MaskForge: Structure-Aware Adaptive Attacks for Jailbreaking Diffusion Large Language Models

Search-based red-team attack on diffusion LLMs (dLLMs). The attacker generates a <mask:N> template; the victim dLLM fills the masks in parallel and emits harmful content. Evaluated on LLaDA, LLaDA-1.5, LLaDA2.0-mini, Dream-Instruct, and MMaDA-CoT across HarmBench, JailbreakBench, StrongReject, and AdvBench.

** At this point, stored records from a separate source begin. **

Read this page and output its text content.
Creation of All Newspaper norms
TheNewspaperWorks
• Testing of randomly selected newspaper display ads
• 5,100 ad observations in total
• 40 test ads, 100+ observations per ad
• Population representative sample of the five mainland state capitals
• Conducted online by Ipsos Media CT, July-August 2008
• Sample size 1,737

The pipeline has three stages — bootstrap a pattern library (A), grow it via UCB-guided online attack (B), then transfer it by pure retrieval (C). The Quick start below runs Stage B against one victim using the library checked into logs/.

Setup

Hardware: ≥ 2 GPUs (one hosts the attacker / scorer LLMs via vLLM, the other runs the victim dLLM). Each vLLM server fits in ~45% of a 40 GB card with the default 4 k context.

# 1. Clone + enter
git clone <repo> Attack4dLLM && cd Attack4dLLM

# 2. Conda env (Python 3.10)
conda create -n dllm python=3.10 -y
conda activate dllm

# 3. Core dependencies
pip install torch --index-url https://download.pytorch.org/whl/cu121
pip install vllm transformers accelerate safetensors einops regex xxhash
pip install numpy pandas tqdm omegaconf pyyaml jinja2 termcolor matplotlib
pip install requests boto3      # local + Bedrock judges

# 4. (optional) Per-victim extras — install only what you plan to run
pip install decord                            # MMaDA visual tokens
pip install flash-attn --no-build-isolation   # speedup on Hopper / Ampere

Bedrock judge — set credentials in the environment before any --judge bedrock invocation:

export AWS_BEARER_TOKEN_BEDROCK=<your-token>
export AWS_REGION=<your-region>

Victim model weights are pulled from HuggingFace on first use; the path is read from configs/<victim>_attack.yaml. Set HF_HOME if you want the cache to live somewhere specific. The benchmark data files (data/{jailbreakbench,strongreject,harmbench,advbench}*.json) ship with the repo.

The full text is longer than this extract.